Un grand nombre de gens de la classe politique, y compris des sénateurs, préféreraient conserver la Chambre haute en l’état, en tant que lieu de débats partisans, avec des caucus de l’opposition officielle et du gouvernement.

Ces points de vue sont exprimés avec sincérité. Mais en fin de compte, nous avons plutôt opté pour emprunter le parcours d’un Sénat indépendant.

Dans cet esprit, j’aimerais prendre quelques-unes des minutes qui me restent pour aborder avec vous la nécessité de profiter au maximum de la dynamique favorable enclenchée et de ne pas oublier ce que les citoyens nous demandent.

Tout juste un mois après mon arrivée au Sénat, un sondage de Nanos Research a révélé que trois Canadiens sur quatre croyaient que les sénateurs devraient voter de façon indépendante sans affiliation politique, un résultat qui confirme si besoin était que nous sommes sur la bonne voie. Le même sondage a permis également d’établir que seulement 14 % des Canadiens préféraient que les sénateurs fassent partie du caucus d’un parti politique.   

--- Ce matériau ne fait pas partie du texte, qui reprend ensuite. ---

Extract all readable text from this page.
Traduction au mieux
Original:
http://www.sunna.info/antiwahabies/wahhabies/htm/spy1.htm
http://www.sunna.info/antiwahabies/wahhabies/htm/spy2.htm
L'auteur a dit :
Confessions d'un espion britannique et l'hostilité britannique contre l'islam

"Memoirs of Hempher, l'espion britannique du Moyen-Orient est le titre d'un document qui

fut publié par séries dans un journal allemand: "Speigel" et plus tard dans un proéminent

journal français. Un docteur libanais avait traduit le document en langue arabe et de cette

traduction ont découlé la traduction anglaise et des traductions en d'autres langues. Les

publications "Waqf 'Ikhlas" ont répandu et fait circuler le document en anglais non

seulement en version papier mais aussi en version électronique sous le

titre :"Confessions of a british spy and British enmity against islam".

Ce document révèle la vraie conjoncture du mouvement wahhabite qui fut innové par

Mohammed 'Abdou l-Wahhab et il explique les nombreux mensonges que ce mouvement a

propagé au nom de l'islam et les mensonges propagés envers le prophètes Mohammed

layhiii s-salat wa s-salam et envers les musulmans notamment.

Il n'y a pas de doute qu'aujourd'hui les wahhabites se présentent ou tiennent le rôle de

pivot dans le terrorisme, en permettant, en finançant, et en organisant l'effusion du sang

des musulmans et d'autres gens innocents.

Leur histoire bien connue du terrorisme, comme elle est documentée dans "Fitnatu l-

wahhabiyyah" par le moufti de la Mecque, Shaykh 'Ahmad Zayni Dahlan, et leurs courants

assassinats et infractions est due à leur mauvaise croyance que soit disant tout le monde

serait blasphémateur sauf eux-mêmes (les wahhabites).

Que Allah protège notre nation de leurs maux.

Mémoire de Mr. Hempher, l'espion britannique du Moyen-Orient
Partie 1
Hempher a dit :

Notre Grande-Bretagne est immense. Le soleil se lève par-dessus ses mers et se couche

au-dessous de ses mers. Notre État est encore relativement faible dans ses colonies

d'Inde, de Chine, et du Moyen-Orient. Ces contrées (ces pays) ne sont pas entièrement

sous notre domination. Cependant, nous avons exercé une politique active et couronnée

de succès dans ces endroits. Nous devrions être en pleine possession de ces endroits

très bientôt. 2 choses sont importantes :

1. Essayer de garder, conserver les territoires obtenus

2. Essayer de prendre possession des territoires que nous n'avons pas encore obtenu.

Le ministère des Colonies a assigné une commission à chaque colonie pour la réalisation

Ce sondage a toutefois réitéré de manière manifeste que les vieilles préoccupations des Canadiens à l’égard du Sénat ne sont pas loin, les deux tiers des répondants ayant indiqué qu’ils avaient dans l’ensemble une perception négative des sénateurs.

Cela dit, je crois que la foi dans notre projet est de plus en plus grande, mais nous devons assurer aux Canadiens que nous poursuivons notre travail en discutant de façon exhaustive les questions dont nous sommes saisis et en votant en temps opportun. C'est quelque chose sur lequel nous travaillons et qui pourrait faire mieux.

Les Canadiens qui pourraient être touchés par une loi importante ne peuvent pas attendre indéfiniment.
 
Je crois aussi que nous devrions agir plus rapidement pour mettre en place un mécanisme de surveillance indépendant qui offre un examen supplémentaire des dépenses du Sénat ainsi que des conseils. Lorsque l'accent sur le Sénat est sur les dépenses, cela enlève l'attention du travail que nous devrions faire au nom des Canadiens.

J’aimerais conclure en vous disant que tous ces nobles discours sur le renouvellement ne concerneront les Canadiens que dans la mesure où nous pouvons les convaincre et leur réaffirmer que le Sénat est bel et bien ce qu’il doit être. Lorsque tout sera dit, notre travail ne consiste pas seulement à ce que le Sénat paraisse bien - notre rôle consiste à faire fonctionner le Canada, à produire une meilleure législation et à servir l’intérêt public.    

Je vous remercie encore une fois de vous être déplacés et de m’avoir écouté. Et si vous pouvez nous aider à poursuivre ce dialogue que nous avons entamé et le mentionner à vos étudiants, à vos amis, à vos collègues d’affaires et à d’autres, le pays vous en sera très reconnaissant.